= Bala–Bangor Theological Seminary =

Bala–Bangor was a theological seminary belonging to the Welsh Independents (Undeb yr Annibynwyr Cymraeg), an association of Welsh congregationalists. It was founded in 1841 at Llanuwchllyn, then moved to a permanent location at Bala, Gwynedd in 1842 under the principalship of Michael Jones (1787–1853), who was followed by his son Michael D. Jones (1822–1898).

During Michael D. Jones's principalship, a row broke out between two rival factions within Welsh congregationalism over the seminary's constitution – Michael D. Jones and his followers wanted to keep and adhere to the old constitution but Rev. John Thomas of Liverpool and his followers wanted to impose a new constitution upon the seminary. Michael D. Jones's argument was that Rev. John Thomas's plan would only lead to the presbyterizing of the seminary and of the Congregational churches in general. This row lead to a split and for a period the Congregationalists had two seminaries in Bala, Thomas Lewis's seminary at Plasyndre and Michael D. Jones's at Bodiwan. But by 1886 Thomas Lewis's seminary had moved to Bangor. Michael D. Jones retired in 1892 and this paved the way to unite the two seminaries once again and this time at Bangor thus explaining the seminary's eclectic name: "Bala-Bangor".

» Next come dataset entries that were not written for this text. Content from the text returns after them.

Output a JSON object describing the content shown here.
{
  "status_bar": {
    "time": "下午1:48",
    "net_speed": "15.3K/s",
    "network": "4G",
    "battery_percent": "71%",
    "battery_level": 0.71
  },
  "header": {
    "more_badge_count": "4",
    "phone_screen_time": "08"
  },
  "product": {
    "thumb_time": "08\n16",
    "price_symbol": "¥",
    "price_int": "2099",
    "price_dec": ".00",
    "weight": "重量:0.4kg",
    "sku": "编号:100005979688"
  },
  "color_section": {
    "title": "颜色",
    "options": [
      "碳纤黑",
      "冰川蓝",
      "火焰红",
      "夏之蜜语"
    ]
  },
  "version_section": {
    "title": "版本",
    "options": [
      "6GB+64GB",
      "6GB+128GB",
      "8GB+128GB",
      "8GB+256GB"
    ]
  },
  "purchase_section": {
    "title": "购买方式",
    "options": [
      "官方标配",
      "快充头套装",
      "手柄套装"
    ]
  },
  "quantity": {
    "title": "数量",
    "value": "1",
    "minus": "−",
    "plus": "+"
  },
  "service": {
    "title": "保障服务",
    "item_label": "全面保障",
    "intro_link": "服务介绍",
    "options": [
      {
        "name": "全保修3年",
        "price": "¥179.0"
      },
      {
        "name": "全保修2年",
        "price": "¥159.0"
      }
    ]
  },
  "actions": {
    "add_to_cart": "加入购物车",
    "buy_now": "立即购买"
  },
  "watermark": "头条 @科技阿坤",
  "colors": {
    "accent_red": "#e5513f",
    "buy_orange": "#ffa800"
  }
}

The seminary remained in Bangor until its closure in 1989 by which time it was under the principalship of R. Tudur Jones, the last in the distinguished line of Principals to serve the Congregational churches in Wales. The seminary was closed mainly because of lack of demand for two Congregational seminaries in Wales. The Memorial College (having moved from Brecon to Swansea and then to Aberystwyth) offered a more central location for a United College to serve the Congregational churches throughout Wales. Through the 1990s, the United College remained at Aberystwyth, until its closure – now Congregational training is based back in Bangor under the supervision of Rev. Euros Wyn Jones.